In February 2013, the FASB issued ASU No. 2013-02, which amends the authoritative accounting guidance under ASC Topic 220 “Comprehensive Income.” The amendments do not change the current requirements for reporting net income or other comprehensive income in financial statements. However, the amendments require an entity to provide information about the amounts reclassified out of accumulated other comprehensive income by component. In addition, an entity is required to present, either on the face of the statement where net income is presented or in the notes, significant amounts reclassified out of accumulated other comprehensive income by the respective line items of net income but only if the amount reclassified is required under US GAAP to be reclassified to net income in its entirety in the same reporting period.
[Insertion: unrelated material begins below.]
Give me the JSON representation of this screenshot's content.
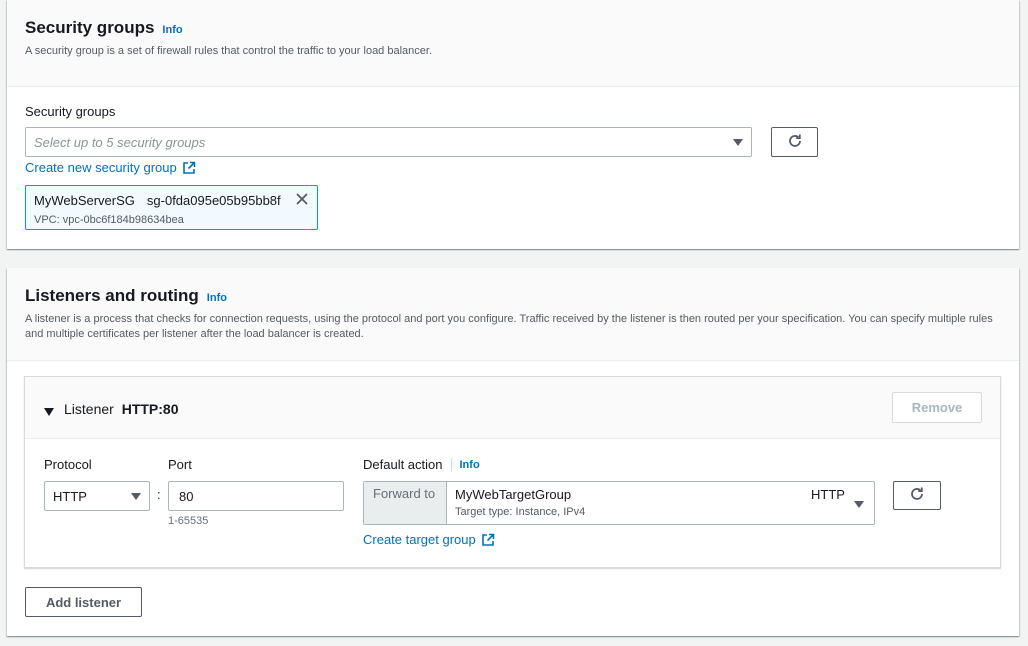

For other amounts that are not required under US GAAP to be reclassified in their entirety to net income, an entity is required to cross-reference to other disclosures required under US GAAP that provide additional detail about those amounts. The amendments in this update are effective prospectively for reporting periods beginning after December 15, 2013. Early adoption is permitted. Adoption of this update did not have a material effect on the Company’s consolidated results of operations or financial condition.
 
FASB Accounting Standards Update No. 2013-04
 
The FASB has issued ASU No. 2013-04, Liabilities (Topic 405), “Obligations Resulting from Joint and Several Liability Arrangements for Which the Total Amount of the Obligation Is Fixed at the Reporting Date.” ASU 2013-04 provides guidance for the recognition, measurement, and disclosure of obligations resulting from joint and several liability arrangements for which the total amount of the obligation within the scope of this ASU is fixed at the reporting date, except for obligations addressed within existing guidance in U.S. GAAP. The guidance requires an entity to measure those obligations as the sum of the amount the reporting entity agreed to pay on the basis of its arrangement among its co-obligors and any additional amount the reporting entity expects to pay on behalf of its co-obligors. The amendments in this ASU are effective for fiscal years, and interim periods within those years, beginning after December 15, 2013. Adoption of this update did not have a material effect on the Company’s consolidated results of operations or financial condition.
 
FASB Accounting Standards Update No. 2013-11
 
In July 2013, the FASB issued ASU 2013-11, Income Taxes (Topic 740): Presentation of Unrecognized Tax Benefit When a Net Operating Loss Carryforward, A Similar Tax Loss, or a Tax Credit Carryforward Exists (A Consensus the FASB Emerging Issues Task Force). ASU 2013-11 provides guidance on financial statement presentation of unrecognized tax benefit when a net operating loss carryforward, a similar tax loss, or a tax credit carryforward exists. The FASB’s objective in issuing this ASU is to eliminate diversity in practice resulting from a lack of guidance on this topic in current U.S. GAAP. This ASU applies to all entities with unrecognized tax benefits that also have tax loss or tax credit carryforward in the same tax jurisdiction as of the reporting date. This amendment is effective for public entities for fiscal years beginning after December 15, 2013 and interim periods within those years. Adoption of this update did not have a material effect on the Company’s consolidated results of operations or financial condition.
 
FASB Accounting Standards Update No. 2014-08
 
In April 2014, the FASB issued ASU 2014-08, "Presentation of Financial Statements (Topic 205) and Property, Plant and Equipment (Topic 360)."  ASU 2014-08 amends the requirements for reporting discontinued operations and requires additional disclosures about discontinued operations.  Under the new guidance, only disposals representing a strategic shift in operations or that have a major effect on the Company's operations and financial results should be presented as discontinued operations.  This new accounting guidance is effective for annual periods beginning after December 15, 2014.  The Company is currently evaluating the impact of adopting ASU 2014-08 on the Company's results of operations or financial condition.